Enter the maze

Finale

A crowd watching fireworks

Most people don't do magic - they just watch it for entertainment, never finding out how it actually works.

Magicians start out picking up a magic book, learning a simple trick and trying it on their friends.

Once you have caught the bug you will want to learn more. You read about more tricks and start to learn how to turn a trick into a performance. Now is the time for hard work - lots of practice. It's still fun though. You start to tinker with your tricks and make them better, improving the presentation.

You keep going. You might combine ideas from different tricks so that you have a different effect than either alone. Suddenly you have a new trick altogether. You try it out on an audience and learn from the experience, seeing how it needs to be improved. You now want to learn more of the theory. What is going on in people's heads? How does the mathematics really work? Now, you not only can do the moves others have invented, you understand them and so can put them together to solve new performance problems.

At last you are a real wizard. Now you are one of the people inventing completely new tricks. You are exploring the mathematics and psychology research, looking for new ways to create the same magic-making mistakes. Your tricks are picked up and used by others. You market them and earn money from others using your amazing techniques as well as from your own performances. They even amaze other magicians.

The way to become a software wizard is like that too...

The computer science

Devil in flame

Most people are just users of technology - they are like the audience. They use the programs the computer scientists write and nothing else. Unlike magic, software is not just for entertainment, it pervades every part of our lives. It's in computer games, the autopilot that keeps a plane flying, and the program that controls a washing machine's cycle.

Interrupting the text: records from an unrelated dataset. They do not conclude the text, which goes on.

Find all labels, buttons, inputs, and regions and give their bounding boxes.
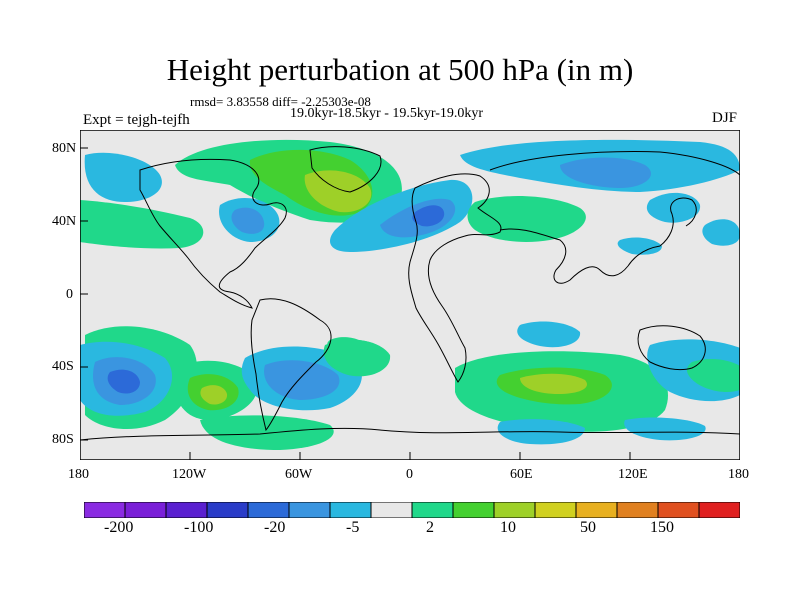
negative-anomaly-region [617,237,662,255]
x-tick-label: 60E [510,467,533,482]
chart-title: Height perturbation at 500 hPa (in m) [166,52,634,87]
negative-anomaly-region [84,152,162,202]
x-tick-label: 120W [172,467,207,482]
experiment-label: Expt = tejgh-tejfh [83,112,190,128]
positive-anomaly-region [200,415,334,450]
colorbar-label: -20 [264,519,286,536]
negative-anomaly-region [231,207,265,234]
x-tick-label: 180 [68,467,89,482]
coastline-south-america [250,298,332,432]
coastline-greenland [309,146,382,193]
colorbar-label: 50 [580,519,596,536]
colorbar-swatch [165,501,208,519]
colorbar-swatch [370,501,413,519]
negative-anomaly-region [107,369,140,394]
negative-anomaly-region [264,360,340,400]
colorbar-swatch [657,501,700,519]
positive-anomaly-region [80,200,204,249]
x-tick-label: 0 [406,467,413,482]
colorbar-swatch [206,501,249,519]
colorbar-label: 2 [426,519,434,536]
coastline-europe-africa [408,173,502,383]
y-tick-label: 40N [52,214,77,229]
map-tick-marks [80,147,631,460]
colorbar-label: -200 [104,519,134,536]
positive-anomaly-region [520,373,587,394]
coastline-australia [637,325,706,371]
colorbar-label: 10 [500,519,516,536]
colorbar-swatch [329,501,372,519]
x-tick-label: 60W [285,467,313,482]
period-text: 19.0kyr-18.5kyr - 19.5kyr-19.0kyr [290,106,484,121]
colorbar-label: 150 [650,519,674,536]
colorbar-swatch [411,501,454,519]
colorbar-swatch [124,501,167,519]
positive-anomaly-region [200,385,228,405]
colorbar-label: -5 [346,519,360,536]
colorbar-swatch [616,501,659,519]
coastline-antarctica [79,427,741,441]
negative-anomaly-region [646,192,701,223]
positive-anomaly-region [467,196,586,242]
season-label: DJF [712,110,738,126]
positive-anomaly-region [327,337,368,355]
y-tick-label: 0 [66,287,73,302]
colorbar-swatch [698,501,741,519]
colorbar-swatch [288,501,331,519]
y-tick-label: 40S [52,359,74,374]
colorbar-swatch [493,501,536,519]
coastlines [79,146,741,441]
y-tick-label: 80S [52,432,74,447]
rmsd-diff-text: rmsd= 3.83558 diff= -2.25303e-08 [190,94,371,109]
y-tick-label: 80N [52,141,77,156]
colorbar-label: -100 [184,519,214,536]
positive-anomaly-region [304,170,372,213]
x-tick-label: 180 [728,467,749,482]
colorbar-swatch [452,501,495,519]
colorbar-swatch [534,501,577,519]
negative-anomaly-region [702,219,740,246]
negative-anomaly-region [560,157,651,188]
colorbar-swatch [83,501,126,519]
colorbar-swatch [575,501,618,519]
negative-anomaly-region [517,321,581,348]
positive-anomaly-region [686,359,740,393]
map-plot [79,129,741,461]
coastline-asia [489,151,741,284]
negative-anomaly-region [624,417,706,441]
coastline-north-america [139,158,287,309]
colorbar-swatch [247,501,290,519]
negative-anomaly-region [412,205,445,227]
colorbar [83,501,741,519]
x-tick-label: 120E [618,467,648,482]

Some people are interested in more than just playing the games or doing the washing and wonder how to create their own programs. They look at ones other people have written, and read up on how to program. They might create their first program by making changes to an existing one. They've got the bug.

They write more programs using the tricks they see in the programs they come across. They read more and find out about algorithms - ready-made solutions of how to write good programs to solve specific problems. They start to code those algorithms into their own programs and start to modify them to fit their circumstances.

Perhaps they go to university, perhaps they just keep learning as a hobby. If they have an entrepreneurial bent they sell one of their programs. They learn more of the theory, making the most of the work of all the computer scientists who have gone before them.

They are a hot programmer and can create anything they want.

There is a step further to become the sort of person the top companies like Google are looking for. They want special people. People who can do more than just program but who can push the boundaries. They want creative people who come up with new ideas, people who will create the next killer application. They want the wizards.